Background: There is increasing evidence that chronic infections, such as periodontal diseases, could play a role in the initiation and development of coronary artery disease (CAD). The present study was intended to test for a possible association between presence and severity of periodontitis and coronary artery disease in a Belgian population.
Methods: A total of 108 CAD patients (mean age 59.2 +/- 11 years) and 62 presumably healthy controls (mean age 57.7 +/- 9 years) were enrolled in the study. Probing depth, periodontal pocket bleeding index (PPBI), plaque index, furcation involvements, and tooth mobility were evaluated to compare periodontal health in both groups. The subjects were also ranked according to a novel index of periodontitis severity, the periodontal index for risk of infectiousness (PIRI), aimed at quantifying the risk of release of proinflammatory mediators from the periodontal sites.

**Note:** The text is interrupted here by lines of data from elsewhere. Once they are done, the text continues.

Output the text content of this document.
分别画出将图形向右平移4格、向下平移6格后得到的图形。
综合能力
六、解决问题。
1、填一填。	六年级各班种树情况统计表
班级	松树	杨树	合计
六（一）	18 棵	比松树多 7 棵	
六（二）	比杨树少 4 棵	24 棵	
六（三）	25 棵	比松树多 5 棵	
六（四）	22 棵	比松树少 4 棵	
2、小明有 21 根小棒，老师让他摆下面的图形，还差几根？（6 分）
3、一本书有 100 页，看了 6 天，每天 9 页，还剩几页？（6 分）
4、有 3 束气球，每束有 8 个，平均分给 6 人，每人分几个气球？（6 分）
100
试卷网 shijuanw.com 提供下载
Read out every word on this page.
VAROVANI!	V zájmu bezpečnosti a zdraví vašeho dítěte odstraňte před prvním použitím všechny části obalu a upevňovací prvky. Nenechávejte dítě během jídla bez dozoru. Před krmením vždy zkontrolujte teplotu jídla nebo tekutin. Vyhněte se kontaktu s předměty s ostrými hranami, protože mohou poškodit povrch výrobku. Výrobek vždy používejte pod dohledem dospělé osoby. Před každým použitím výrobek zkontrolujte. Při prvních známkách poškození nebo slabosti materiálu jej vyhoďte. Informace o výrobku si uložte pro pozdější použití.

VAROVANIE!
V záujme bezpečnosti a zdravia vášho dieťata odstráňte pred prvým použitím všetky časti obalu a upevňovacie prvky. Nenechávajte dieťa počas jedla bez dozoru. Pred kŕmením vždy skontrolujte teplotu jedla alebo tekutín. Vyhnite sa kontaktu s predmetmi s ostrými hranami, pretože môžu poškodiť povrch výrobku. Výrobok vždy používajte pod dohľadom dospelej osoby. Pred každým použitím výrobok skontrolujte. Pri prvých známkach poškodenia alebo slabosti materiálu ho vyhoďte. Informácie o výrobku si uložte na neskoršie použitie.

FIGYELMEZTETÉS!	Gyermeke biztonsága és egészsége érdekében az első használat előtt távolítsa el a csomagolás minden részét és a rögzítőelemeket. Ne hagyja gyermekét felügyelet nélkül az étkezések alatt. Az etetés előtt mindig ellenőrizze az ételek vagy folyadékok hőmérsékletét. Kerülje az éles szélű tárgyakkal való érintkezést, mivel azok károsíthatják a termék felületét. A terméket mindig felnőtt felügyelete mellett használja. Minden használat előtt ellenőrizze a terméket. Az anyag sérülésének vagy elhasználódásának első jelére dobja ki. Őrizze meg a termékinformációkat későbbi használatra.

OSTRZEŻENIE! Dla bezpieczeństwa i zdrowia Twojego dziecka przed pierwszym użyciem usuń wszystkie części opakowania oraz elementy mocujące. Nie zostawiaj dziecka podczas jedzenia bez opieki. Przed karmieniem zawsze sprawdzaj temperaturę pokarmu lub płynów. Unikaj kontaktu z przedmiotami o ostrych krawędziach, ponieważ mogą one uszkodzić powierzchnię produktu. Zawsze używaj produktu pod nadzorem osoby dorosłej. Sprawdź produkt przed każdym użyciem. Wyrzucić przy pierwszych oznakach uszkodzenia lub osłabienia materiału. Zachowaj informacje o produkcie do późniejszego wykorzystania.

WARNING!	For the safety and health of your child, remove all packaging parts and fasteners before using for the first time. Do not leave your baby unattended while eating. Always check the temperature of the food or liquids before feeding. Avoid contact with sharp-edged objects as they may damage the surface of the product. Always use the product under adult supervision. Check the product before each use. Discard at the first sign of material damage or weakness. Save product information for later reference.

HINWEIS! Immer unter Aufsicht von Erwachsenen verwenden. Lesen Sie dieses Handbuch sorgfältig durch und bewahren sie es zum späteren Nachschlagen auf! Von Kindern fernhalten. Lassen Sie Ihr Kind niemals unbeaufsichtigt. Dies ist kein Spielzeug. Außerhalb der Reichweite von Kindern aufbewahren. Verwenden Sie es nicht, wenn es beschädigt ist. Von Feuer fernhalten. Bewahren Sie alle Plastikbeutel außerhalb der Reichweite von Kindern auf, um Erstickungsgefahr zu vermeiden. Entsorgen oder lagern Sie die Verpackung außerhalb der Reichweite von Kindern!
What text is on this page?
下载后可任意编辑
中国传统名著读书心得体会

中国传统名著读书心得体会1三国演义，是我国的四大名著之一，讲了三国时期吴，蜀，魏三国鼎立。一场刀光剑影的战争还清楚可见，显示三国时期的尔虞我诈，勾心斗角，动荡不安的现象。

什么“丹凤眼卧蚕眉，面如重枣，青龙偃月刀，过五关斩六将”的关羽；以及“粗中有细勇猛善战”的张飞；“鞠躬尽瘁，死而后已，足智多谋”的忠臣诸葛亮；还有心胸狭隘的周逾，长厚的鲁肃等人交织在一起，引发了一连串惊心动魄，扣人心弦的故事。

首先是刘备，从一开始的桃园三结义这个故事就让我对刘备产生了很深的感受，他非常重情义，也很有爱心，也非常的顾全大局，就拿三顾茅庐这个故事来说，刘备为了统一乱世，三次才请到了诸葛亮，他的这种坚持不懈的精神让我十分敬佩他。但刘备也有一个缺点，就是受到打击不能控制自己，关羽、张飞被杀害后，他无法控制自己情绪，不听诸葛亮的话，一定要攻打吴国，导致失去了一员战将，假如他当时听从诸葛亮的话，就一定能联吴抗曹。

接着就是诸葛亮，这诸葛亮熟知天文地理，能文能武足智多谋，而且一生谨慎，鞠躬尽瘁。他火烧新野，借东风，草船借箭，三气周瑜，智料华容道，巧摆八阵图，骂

Results: Periodontitis was significantly more frequent in CAD patients than in controls (CAD patients: 91%; controls: 66%). The mean number of pockets was 18 +/- 17.1 in cardiac patients versus 7.6 +/- 12.7 in controls (P < 0.0001), despite the fact that the mean number of missing teeth was significantly greater in cases than in controls (14 +/- 7.1 versus 9 +/- 5.2; P < 0.0001). Furthermore, proportions of mobile teeth, bleeding sites, periodontal pockets, and involved furcations were significantly higher in CAD patients than in controls. In addition, the extent of the periodontal disease present was also greater in cases than in controls. A logistic model, adjusted for known cardiovascular risk factors, showed a strong association between CAD and periodontitis (odds ratio [OR] = 6.5). Moreover, there was a significant dose-response relationship between increasing scores of the periodontal risk of infectiousness and the presence of CAD (adjusted OR = 1.3 per PIRI unit).
Conclusion: In the present study, periodontitis was revealed to be a significant risk factor for CAD after adjusting for other confounding factors, with the level of association increasing with the individual extent of the periodontal lesions.